Judges occasionally descend from the august pedestals on which they sit to offer decidedly human rebukes to the parties before them. Among attorneys, these moments have a tongue-in-cheek name: “bench slaps.”
At a September hearing, Judge Vince Chhabria of the U.S. District Court for the Northern District of California offered a candid appraisal of a claim for defamation brought by payroll service ADP against the benefits platform Zenefits (in a case known as ADP LLC v. YourPeople, Inc. dba Zenefits and Parker Conrad). A mere two pages in to a 64-page hearing transcript, Chhabria informed the counsel for ADP that:
“…the primary question in this case is whether the lawsuit will die a slow death or a fast death.”
Slow or fast, a case pronounced dead on arrival has the sting of a bench slap. In this case, the death came sooner still, in the form of a settlement between the parties. The reported terms of the settlement provide that the parties drop their claims against one another and, further, clarify that ADP has no reason to believe Zenefits has security problems with its software, while Zenefits has no reason to believe that ADP is unethical.

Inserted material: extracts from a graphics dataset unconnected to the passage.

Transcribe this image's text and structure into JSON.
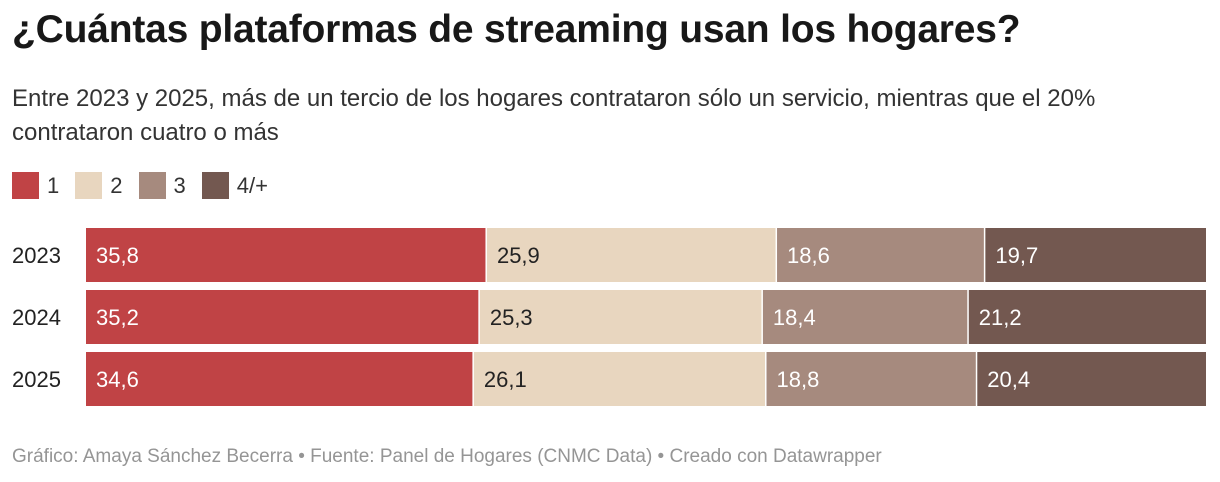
{
  "title": "¿Cuántas plataformas de streaming usan los hogares?",
  "subtitle": "Entre 2023 y 2025, más de un tercio de los hogares contrataron sólo un servicio, mientras que el 20% contrataron cuatro o más",
  "footer": "Gráfico: Amaya Sánchez Becerra • Fuente: Panel de Hogares (CNMC Data) • Creado con Datawrapper",
  "chart_data": {
    "type": "bar",
    "orientation": "horizontal",
    "stacked": true,
    "categories": [
      "2023",
      "2024",
      "2025"
    ],
    "series": [
      {
        "name": "1",
        "color": "#c04345",
        "label_color": "#ffffff",
        "values": [
          35.8,
          35.2,
          34.6
        ],
        "labels": [
          "35,8",
          "35,2",
          "34,6"
        ]
      },
      {
        "name": "2",
        "color": "#e8d6bf",
        "label_color": "#222222",
        "values": [
          25.9,
          25.3,
          26.1
        ],
        "labels": [
          "25,9",
          "25,3",
          "26,1"
        ]
      },
      {
        "name": "3",
        "color": "#a68a7e",
        "label_color": "#ffffff",
        "values": [
          18.6,
          18.4,
          18.8
        ],
        "labels": [
          "18,6",
          "18,4",
          "18,8"
        ]
      },
      {
        "name": "4/+",
        "color": "#735850",
        "label_color": "#ffffff",
        "values": [
          19.7,
          21.2,
          20.4
        ],
        "labels": [
          "19,7",
          "21,2",
          "20,4"
        ]
      }
    ],
    "legend_position": "top-left",
    "grid": false
  }
}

Now that that’s decided, it’s apparent that the second “slap” of note in the case – Zenefits’ anti-SLAPP motion – played a crucial role in changing the direction of the litigation.
The “SLAPP” in “anti-SLAPP” stands for “Strategic Lawsuits against Public Participation.” The law, in effect in California and 28 other states, allows a person or firm sued for exercising their free speech an opportunity to circumvent time-consuming and costly litigation and discovery, by requiring the party that initiated the lawsuit to satisfy certain threshold criteria before their case may proceed.
In the ADP v. Zenefits dispute, though not dispositive in the mind of Judge Chharbria, the legal leverage provided to Zenefits in the form of an anti-SLAPP motion changed the direction of the case. It provided the fast-growing startup with a powerful tool it could use to combat a claim the court believed had no chance of success.
But while California has a relatively broad anti-SLAPP law (subject to a commercial-speech exception that likely bears reconsideration), other states limit the circumstance in which an anti-SLAPP motion may be filed. That’s a problem, but more troubling still is that 22 states have no anti-SLAPP statute at all.
This case highlights the need for federal anti-SLAPP legislation. First Amendment protections should apply irrespective of the state in which one sits, as that leads to forum shopping. What’s more, the free market demands these protections. It takes little imagination to envision scenarios in which startups less established than Zenefits could have their fundraising efforts stymied or its business model choked out of existence by virtue of a meritless lawsuit.
Without the protections offered by anti-SLAPP statutes, both consumer and commercial interests are endangered by incumbent market participants that have the luxury of pursuing litigation as part of their business strategy.
As a member of the SPEAK FREE Coalition, we at R Street have been beating the drum for a federal anti-SLAPP law for a while now. Last week, I participated in a panel discussing the benefits of federal anti-SLAPP legislation. Today, my colleague Mike Godwin will appear on panel to discuss the specifics of legislation brought by Rep. Blake Farenthold, R-Texas.
As the ADP v. Zenefits suit demonstrates, the need for federal anti-SLAPP legislation is both real and immediate. What’s more, it falls squarely within the realm of achievable bipartisan agreement. The bench slaps that it will engender down the road only sweeten the deal.